The Randomized Uncertain Social Preferences (RUSP) framework (Baker 2020) solves this by training agents across a distribution of prosocial weights, where each agent only gets a noisy observation of its own weights and no information about others’. At each episode start, we sample a reward-transformation matrix \(W\), where \(W_{ij}\) is the weight agent \(i\) puts on agent \(j\)’s reward, then have agent \(i\)’s shaped reward be \(\sum_j W_{ij} r_j\). Each agent observes only a noisy version of its own row (so it isn’t sure how much it should care about each partner), and nothing about other agents’ rows (so it can’t tell which partners care about it). Training is across the whole distribution of \(W\)s, not a single fixed one.
Because partner intent isn’t observable, the only way an agent can do well in expectation is to read intent from behaviour — cooperate cautiously, escalate cooperation when reciprocated, punish when defected against.

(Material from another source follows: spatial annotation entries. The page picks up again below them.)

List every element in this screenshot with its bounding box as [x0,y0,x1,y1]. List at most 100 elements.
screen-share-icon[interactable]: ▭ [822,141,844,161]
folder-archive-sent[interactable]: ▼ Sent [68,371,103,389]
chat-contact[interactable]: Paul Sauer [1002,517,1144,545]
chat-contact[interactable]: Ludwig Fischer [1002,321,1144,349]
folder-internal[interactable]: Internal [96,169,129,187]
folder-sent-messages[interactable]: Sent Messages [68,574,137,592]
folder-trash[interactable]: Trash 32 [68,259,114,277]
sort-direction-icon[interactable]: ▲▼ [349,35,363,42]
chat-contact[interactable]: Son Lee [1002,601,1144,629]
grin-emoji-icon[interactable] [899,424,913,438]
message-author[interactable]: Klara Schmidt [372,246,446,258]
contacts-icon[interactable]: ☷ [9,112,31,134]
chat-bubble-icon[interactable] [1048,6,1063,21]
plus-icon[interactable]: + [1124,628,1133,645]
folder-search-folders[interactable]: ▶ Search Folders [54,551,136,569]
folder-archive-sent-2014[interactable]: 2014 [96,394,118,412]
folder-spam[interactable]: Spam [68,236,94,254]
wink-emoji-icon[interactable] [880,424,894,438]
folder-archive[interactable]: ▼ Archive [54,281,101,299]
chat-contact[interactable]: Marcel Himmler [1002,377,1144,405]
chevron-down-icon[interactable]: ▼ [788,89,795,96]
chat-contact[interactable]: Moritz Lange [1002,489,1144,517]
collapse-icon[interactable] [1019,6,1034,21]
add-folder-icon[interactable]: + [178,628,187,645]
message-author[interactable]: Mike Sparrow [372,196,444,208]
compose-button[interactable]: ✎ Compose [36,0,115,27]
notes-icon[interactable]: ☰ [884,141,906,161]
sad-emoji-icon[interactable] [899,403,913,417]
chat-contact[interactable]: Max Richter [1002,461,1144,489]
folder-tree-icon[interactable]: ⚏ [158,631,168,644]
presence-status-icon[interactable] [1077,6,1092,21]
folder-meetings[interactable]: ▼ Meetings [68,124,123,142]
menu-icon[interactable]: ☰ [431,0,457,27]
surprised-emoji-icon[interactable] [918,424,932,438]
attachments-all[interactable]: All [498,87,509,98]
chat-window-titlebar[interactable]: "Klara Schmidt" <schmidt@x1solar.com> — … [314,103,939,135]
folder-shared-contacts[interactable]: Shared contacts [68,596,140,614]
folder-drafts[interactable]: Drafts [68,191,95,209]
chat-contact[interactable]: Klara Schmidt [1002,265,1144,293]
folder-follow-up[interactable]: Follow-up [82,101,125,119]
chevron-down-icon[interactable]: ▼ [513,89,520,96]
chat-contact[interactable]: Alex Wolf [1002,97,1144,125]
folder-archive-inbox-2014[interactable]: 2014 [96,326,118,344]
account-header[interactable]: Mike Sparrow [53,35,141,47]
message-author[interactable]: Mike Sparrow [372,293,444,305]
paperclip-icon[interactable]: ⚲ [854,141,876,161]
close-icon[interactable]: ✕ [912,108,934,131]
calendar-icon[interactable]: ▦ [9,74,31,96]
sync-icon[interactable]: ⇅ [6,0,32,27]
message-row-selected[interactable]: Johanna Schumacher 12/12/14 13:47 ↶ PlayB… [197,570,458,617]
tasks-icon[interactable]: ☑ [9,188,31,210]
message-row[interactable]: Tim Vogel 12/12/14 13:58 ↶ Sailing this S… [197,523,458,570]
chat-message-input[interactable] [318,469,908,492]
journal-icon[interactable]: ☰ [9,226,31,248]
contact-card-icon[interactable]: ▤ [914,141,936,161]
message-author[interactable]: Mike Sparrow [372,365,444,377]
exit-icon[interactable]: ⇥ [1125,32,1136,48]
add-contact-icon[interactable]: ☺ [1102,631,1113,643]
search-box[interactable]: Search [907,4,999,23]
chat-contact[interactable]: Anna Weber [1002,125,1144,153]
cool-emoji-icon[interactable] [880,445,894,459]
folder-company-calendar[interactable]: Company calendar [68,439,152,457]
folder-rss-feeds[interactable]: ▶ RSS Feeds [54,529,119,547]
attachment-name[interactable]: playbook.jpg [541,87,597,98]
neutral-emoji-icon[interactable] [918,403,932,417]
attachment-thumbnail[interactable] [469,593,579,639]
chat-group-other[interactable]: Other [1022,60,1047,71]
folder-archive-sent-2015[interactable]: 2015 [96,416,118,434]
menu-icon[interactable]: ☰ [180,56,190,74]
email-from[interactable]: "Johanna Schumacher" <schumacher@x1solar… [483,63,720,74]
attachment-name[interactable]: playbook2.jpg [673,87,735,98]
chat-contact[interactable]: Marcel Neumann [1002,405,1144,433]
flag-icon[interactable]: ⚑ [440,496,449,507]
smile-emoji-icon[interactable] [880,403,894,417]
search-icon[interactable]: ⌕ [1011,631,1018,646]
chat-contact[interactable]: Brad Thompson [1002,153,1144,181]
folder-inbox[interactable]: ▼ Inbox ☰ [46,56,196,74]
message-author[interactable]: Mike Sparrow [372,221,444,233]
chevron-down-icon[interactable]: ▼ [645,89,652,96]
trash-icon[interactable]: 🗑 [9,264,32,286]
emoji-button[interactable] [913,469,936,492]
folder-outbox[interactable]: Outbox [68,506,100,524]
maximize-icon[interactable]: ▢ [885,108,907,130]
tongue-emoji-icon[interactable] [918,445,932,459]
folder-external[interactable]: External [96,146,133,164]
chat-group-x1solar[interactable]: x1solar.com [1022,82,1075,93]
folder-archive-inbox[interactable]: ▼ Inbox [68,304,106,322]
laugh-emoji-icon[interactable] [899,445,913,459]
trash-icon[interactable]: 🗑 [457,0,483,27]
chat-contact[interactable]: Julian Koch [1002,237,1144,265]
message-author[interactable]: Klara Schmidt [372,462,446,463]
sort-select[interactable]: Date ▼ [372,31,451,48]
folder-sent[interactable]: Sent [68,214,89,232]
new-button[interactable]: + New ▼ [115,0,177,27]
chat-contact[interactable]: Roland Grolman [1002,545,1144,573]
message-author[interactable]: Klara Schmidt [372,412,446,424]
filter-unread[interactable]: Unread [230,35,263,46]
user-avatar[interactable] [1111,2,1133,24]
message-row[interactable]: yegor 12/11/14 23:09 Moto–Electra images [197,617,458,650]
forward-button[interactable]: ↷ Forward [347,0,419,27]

The reported emergent phenomena are: direct reciprocity (tit-for-tat-ish responses to recent behaviour), indirect reputation tracking (treating an agent based on how it treated third parties), and stable in-episode team formation (subsets of agents settling into cooperative pairs while the rest go it alone). None of these are programmed in; they’re the policies that generalise across the \(W\)-distribution. Unlike fixed-prosocial-weights training, the policies reportedly transfer to held-out partner mixes without retraining.
2.6 Open-source game theory
MARL is one possible operationalisation of open-source game theory, in which agents exchange policy source code (or some interpretable proxy) before acting and cooperate by mutual verification.